Return the the signature of the node with index i. Recall that the signature of a node \(n\) is the word consisting of the edge labels of the unique path from the root to \(n\).

Parameters:

i (int) – the index of the node whose signature is sought.

Returns:

The signature.

Return type:

list[int]

Complexity:

Linear in the height of the node.

Calculate the index of the suffix link of a node.

Calculate the index of a suffix link of a node. Recall that the suffix link of a node with signature \(W\) is the node with the signature equal to that of the longest proper suffix of \(W\) contained in the trie.

Parameters:

current (int) – the index of the node whose suffix link is sought

Returns:

The index of the suffix link.

Return type:

int

Raises:

LibsemigroupsError – if throw_if_node_index_not_active(current) throws.

Complexity:

Linear in the height of the node.

throw_if_node_index_not_active(self: AhoCorasick, i: int) None

Check if an index corresponds to a node currently in the trie.

Parameters:

i (int) – the index to validate

Raises:

LibsemigroupsError – if throw_if_node_index_out_of_range(i) throws, or if i is not an active node.

Complexity:

Constant

throw_if_node_index_out_of_range(self: AhoCorasick, i: int) None

Check if an index corresponds to a node.

This function checks if the given index i corresponds to the index of a node; either active or inactive.

Parameters:

i (int) – the index to validate.

Raises:

LibsemigroupsError – if i does not correspond to the index of a node; that is, if i is larger than the size of the container storing the indices of nodes.

Complexity:

Constant

traverse(self: AhoCorasick, current: int, a: int) int

Traverse the trie using suffix links where necessary.

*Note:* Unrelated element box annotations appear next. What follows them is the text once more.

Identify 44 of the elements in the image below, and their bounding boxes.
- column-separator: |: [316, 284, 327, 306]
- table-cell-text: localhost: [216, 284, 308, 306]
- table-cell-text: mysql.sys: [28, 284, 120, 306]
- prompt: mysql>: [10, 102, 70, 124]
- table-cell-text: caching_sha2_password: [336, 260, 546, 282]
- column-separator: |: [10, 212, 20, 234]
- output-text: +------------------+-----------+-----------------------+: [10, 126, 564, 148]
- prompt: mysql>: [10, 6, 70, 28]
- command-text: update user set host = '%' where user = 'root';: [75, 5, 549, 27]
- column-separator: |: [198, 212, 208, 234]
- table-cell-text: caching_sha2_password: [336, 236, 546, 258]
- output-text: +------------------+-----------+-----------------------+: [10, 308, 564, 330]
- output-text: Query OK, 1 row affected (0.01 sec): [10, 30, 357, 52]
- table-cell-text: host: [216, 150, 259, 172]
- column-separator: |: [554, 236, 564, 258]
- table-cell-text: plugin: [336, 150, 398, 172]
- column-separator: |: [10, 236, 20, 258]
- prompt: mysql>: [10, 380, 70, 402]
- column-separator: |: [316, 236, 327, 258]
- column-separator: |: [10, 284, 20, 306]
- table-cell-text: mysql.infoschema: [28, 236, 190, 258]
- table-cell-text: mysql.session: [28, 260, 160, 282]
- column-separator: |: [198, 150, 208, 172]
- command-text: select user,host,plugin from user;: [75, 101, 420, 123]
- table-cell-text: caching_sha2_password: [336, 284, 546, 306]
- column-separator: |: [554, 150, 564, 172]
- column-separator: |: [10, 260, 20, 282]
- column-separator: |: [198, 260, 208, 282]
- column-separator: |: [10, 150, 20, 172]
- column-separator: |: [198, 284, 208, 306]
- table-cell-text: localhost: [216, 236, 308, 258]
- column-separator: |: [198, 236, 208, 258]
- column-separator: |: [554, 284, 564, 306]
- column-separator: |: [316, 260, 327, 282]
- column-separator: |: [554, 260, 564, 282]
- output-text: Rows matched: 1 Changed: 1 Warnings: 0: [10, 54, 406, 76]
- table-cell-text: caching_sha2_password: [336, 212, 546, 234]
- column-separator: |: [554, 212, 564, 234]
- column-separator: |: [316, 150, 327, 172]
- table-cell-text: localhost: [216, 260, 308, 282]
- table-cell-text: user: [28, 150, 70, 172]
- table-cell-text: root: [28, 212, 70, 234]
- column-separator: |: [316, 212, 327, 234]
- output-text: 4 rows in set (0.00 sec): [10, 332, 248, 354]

This function traverses the trie using suffix links where necessary, behaving like a combination of the goto function and the fail function in [AC75].

If current is the index of a node with signature \(W\), and a is the letter \(a\), then traverse_no_checks(current, a) returns the index of the node with signature equal to the longest suffix of \(Wa\) contained in the trie.

Parameters:
  • current (int) – the index of the node to traverse from

  • a (int) – the letter to traverse

Returns:

The index of the node traversed to

Return type:

int

Raises:

LibsemigroupsError – if throw_if_node_index_not_active(current) throws.